A number of German states still have laws which ban public dancing on a number of important Christian holidays, including Hesse, where a number of club owners protested this year.
The youth organisation of the state's Green Party called for the Frankfurt dance in a Facebook flashmob notice.
Police said around 1,000 people showed up at the Römerberg in front of the city hall, most of them as suggested, with their own MP3 players, so passersby were treated to the sight of a big group of silent dancers.
“It is not the job of the state to secure the observation of Christian rites. Frankfurt city is referring to the Hessian holidays law. This must be modernised as soon as possible,” said Ouasima Chami and Benjamin Weiß, joint chairs of the Hesse Young Greens in a statement.

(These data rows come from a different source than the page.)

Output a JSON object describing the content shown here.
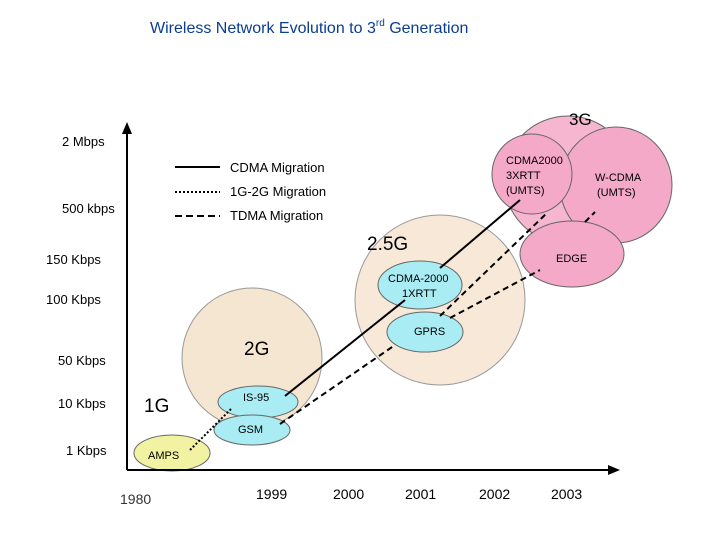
{
  "title": "Wireless Network Evolution to 3",
  "title_sup": "rd",
  "title_tail": "  Generation",
  "y_axis_labels": {
    "mbps2": "2 Mbps",
    "kbps500": "500 kbps",
    "kbps150": "150 Kbps",
    "kbps100": "100 Kbps",
    "kbps50": "50 Kbps",
    "kbps10": "10 Kbps",
    "kbps1": "1 Kbps"
  },
  "x_axis_labels": {
    "y1980": "1980",
    "y1999": "1999",
    "y2000": "2000",
    "y2001": "2001",
    "y2002": "2002",
    "y2003": "2003"
  },
  "legend": {
    "cdma": "CDMA Migration",
    "g1g2": "1G-2G Migration",
    "tdma": "TDMA Migration"
  },
  "generations": {
    "g1": "1G",
    "g2": "2G",
    "g25": "2.5G",
    "g3": "3G"
  },
  "nodes": {
    "amps": "AMPS",
    "is95": "IS-95",
    "gsm": "GSM",
    "gprs": "GPRS",
    "cdma2000_1x_l1": "CDMA-2000",
    "cdma2000_1x_l2": "1XRTT",
    "edge": "EDGE",
    "cdma2000_3x_l1": "CDMA2000",
    "cdma2000_3x_l2": "3XRTT",
    "cdma2000_3x_l3": "(UMTS)",
    "wcdma_l1": "W-CDMA",
    "wcdma_l2": "(UMTS)"
  },
  "colors": {
    "title_blue": "#0b3d91",
    "circle_3g": "#f6b6cf",
    "circle_25g": "#f7e8d8",
    "bubble_cdma3x": "#f4a9c8",
    "bubble_wcdma": "#f4a9c8",
    "bubble_edge": "#f4a9c8",
    "bubble_cdma1x": "#a9ecf4",
    "bubble_gprs": "#a9ecf4",
    "circle_2g": "#f5e6d2",
    "bubble_is95": "#a9ecf4",
    "bubble_gsm": "#a9ecf4",
    "bubble_amps": "#f2f2a3"
  }
}
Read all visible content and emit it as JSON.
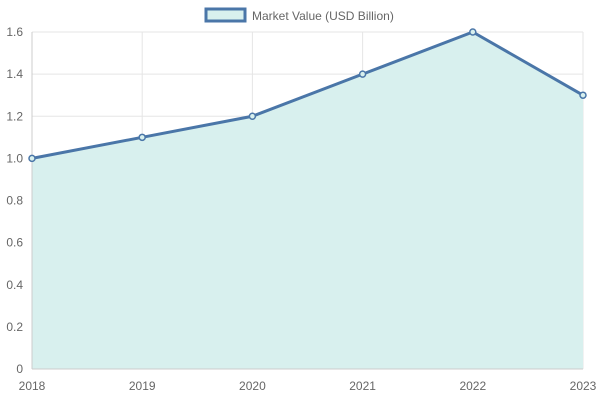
{
  "chart_data": {
    "type": "area",
    "categories": [
      "2018",
      "2019",
      "2020",
      "2021",
      "2022",
      "2023"
    ],
    "series": [
      {
        "name": "Market Value (USD Billion)",
        "values": [
          1.0,
          1.1,
          1.2,
          1.4,
          1.6,
          1.3
        ]
      }
    ],
    "ylim": [
      0,
      1.6
    ],
    "yticks": [
      "0",
      "0.2",
      "0.4",
      "0.6",
      "0.8",
      "1.0",
      "1.2",
      "1.4",
      "1.6"
    ],
    "grid": true,
    "legend_position": "top-center",
    "colors": {
      "line": "#4a76a8",
      "fill": "#d8f0ee",
      "grid": "#e5e5e5",
      "axis": "#cccccc",
      "text": "#666666"
    }
  }
}
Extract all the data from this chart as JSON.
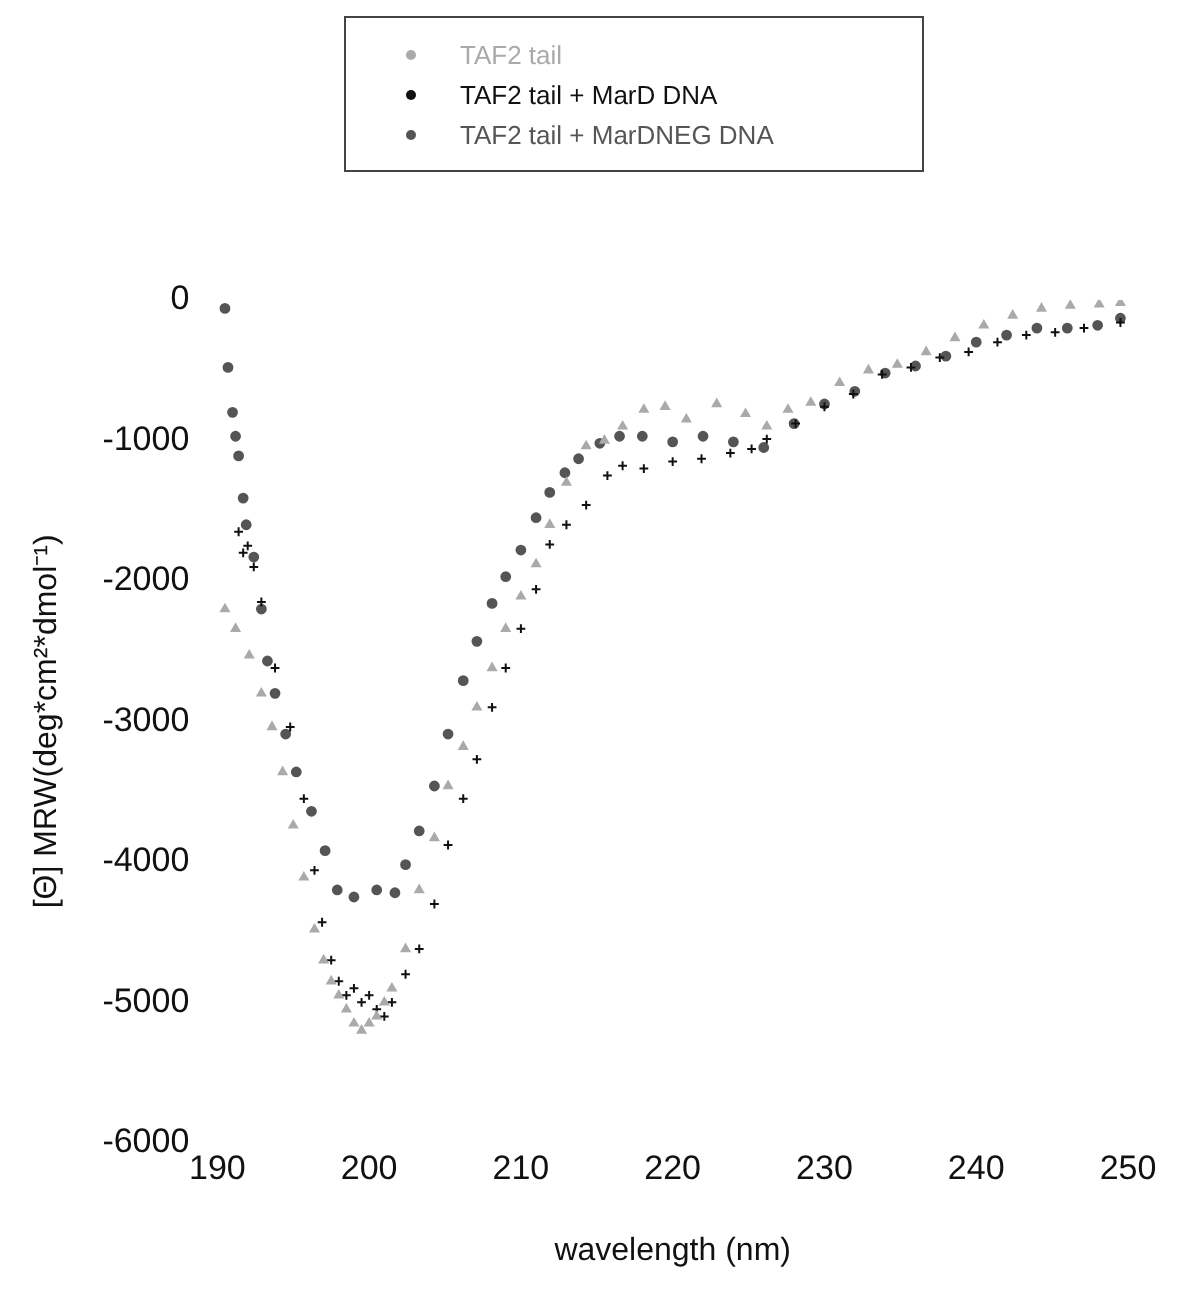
{
  "chart_data": {
    "type": "scatter",
    "xlabel": "wavelength (nm)",
    "ylabel": "[Θ] MRW(deg*cm²*dmol⁻¹)",
    "xlim": [
      190,
      250
    ],
    "xticks": [
      190,
      200,
      210,
      220,
      230,
      240,
      250
    ],
    "ylim": [
      -6000,
      0
    ],
    "yticks": [
      -6000,
      -5000,
      -4000,
      -3000,
      -2000,
      -1000,
      0
    ],
    "grid": false,
    "legend": "top",
    "series": [
      {
        "name": "TAF2 tail",
        "color": "#aaaaaa",
        "marker": "triangle",
        "x": [
          190.5,
          191.2,
          192.1,
          192.9,
          193.6,
          194.3,
          195,
          195.7,
          196.4,
          197,
          197.5,
          198,
          198.5,
          199,
          199.5,
          200,
          200.5,
          201,
          201.5,
          202.4,
          203.3,
          204.3,
          205.2,
          206.2,
          207.1,
          208.1,
          209,
          210,
          211,
          211.9,
          213,
          214.3,
          215.5,
          216.7,
          218.1,
          219.5,
          220.9,
          222.9,
          224.8,
          226.2,
          227.6,
          229.1,
          231,
          232.9,
          234.8,
          236.7,
          238.6,
          240.5,
          242.4,
          244.3,
          246.2,
          248.1,
          249.5
        ],
        "values": [
          -2200,
          -2340,
          -2530,
          -2800,
          -3040,
          -3360,
          -3740,
          -4110,
          -4480,
          -4700,
          -4850,
          -4950,
          -5050,
          -5150,
          -5200,
          -5150,
          -5100,
          -5000,
          -4900,
          -4620,
          -4200,
          -3830,
          -3460,
          -3180,
          -2900,
          -2620,
          -2340,
          -2110,
          -1880,
          -1600,
          -1300,
          -1040,
          -1000,
          -900,
          -780,
          -760,
          -850,
          -740,
          -810,
          -900,
          -780,
          -730,
          -590,
          -500,
          -460,
          -370,
          -270,
          -180,
          -110,
          -60,
          -40,
          -30,
          -20
        ]
      },
      {
        "name": "TAF2 tail + MarD DNA",
        "color": "#111111",
        "marker": "cross",
        "x": [
          191.4,
          191.7,
          192,
          192.4,
          192.9,
          193.8,
          194.8,
          195.7,
          196.4,
          196.9,
          197.5,
          198,
          198.5,
          199,
          199.5,
          200,
          200.5,
          201,
          201.5,
          202.4,
          203.3,
          204.3,
          205.2,
          206.2,
          207.1,
          208.1,
          209,
          210,
          211,
          211.9,
          213,
          214.3,
          215.7,
          216.7,
          218.1,
          220,
          221.9,
          223.8,
          225.2,
          226.2,
          228.1,
          230,
          231.9,
          233.8,
          235.7,
          237.6,
          239.5,
          241.4,
          243.3,
          245.2,
          247.1,
          249.5
        ],
        "values": [
          -1650,
          -1800,
          -1750,
          -1900,
          -2150,
          -2620,
          -3040,
          -3550,
          -4060,
          -4430,
          -4700,
          -4850,
          -4950,
          -4900,
          -5000,
          -4950,
          -5050,
          -5100,
          -5000,
          -4800,
          -4620,
          -4300,
          -3880,
          -3550,
          -3270,
          -2900,
          -2620,
          -2340,
          -2060,
          -1740,
          -1600,
          -1460,
          -1250,
          -1180,
          -1200,
          -1150,
          -1130,
          -1090,
          -1060,
          -990,
          -880,
          -760,
          -670,
          -530,
          -480,
          -410,
          -370,
          -300,
          -250,
          -230,
          -200,
          -160
        ]
      },
      {
        "name": "TAF2 tail + MarDNEG DNA",
        "color": "#555555",
        "marker": "circle",
        "x": [
          190.5,
          190.7,
          191,
          191.2,
          191.4,
          191.7,
          191.9,
          192.4,
          192.9,
          193.3,
          193.8,
          194.5,
          195.2,
          196.2,
          197.1,
          197.9,
          199,
          200.5,
          201.7,
          202.4,
          203.3,
          204.3,
          205.2,
          206.2,
          207.1,
          208.1,
          209,
          210,
          211,
          211.9,
          212.9,
          213.8,
          215.2,
          216.5,
          218,
          220,
          222,
          224,
          226,
          228,
          230,
          232,
          234,
          236,
          238,
          240,
          242,
          244,
          246,
          248,
          249.5
        ],
        "values": [
          -60,
          -480,
          -800,
          -970,
          -1110,
          -1410,
          -1600,
          -1830,
          -2200,
          -2570,
          -2800,
          -3090,
          -3360,
          -3640,
          -3920,
          -4200,
          -4250,
          -4200,
          -4220,
          -4020,
          -3780,
          -3460,
          -3090,
          -2710,
          -2430,
          -2160,
          -1970,
          -1780,
          -1550,
          -1370,
          -1230,
          -1130,
          -1020,
          -970,
          -970,
          -1010,
          -970,
          -1010,
          -1050,
          -880,
          -740,
          -650,
          -520,
          -470,
          -400,
          -300,
          -250,
          -200,
          -200,
          -180,
          -130
        ]
      }
    ]
  }
}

But Roger Töpelmann, spokesman for the Evangelical Church in Hesse and Nassau said Good Friday served to direct attention to the suffering in the world, including the latest horrors in Fukushima and Libya.
These thoughts do not fit with the idea that, “every citizen should be allowed to express themselves freely.”
Hessian Interior Minister Boris Rhein, of the conservative Christian Democratic Union, said the rule was still relevant.
He said Hesse was a, “Christian-western oriented” state and that thus it was, “important and correct that there is no rock around the clock on the most important Christian holidays of the year.”
Some of the dancers on the Römerberg were wearing masks of his face.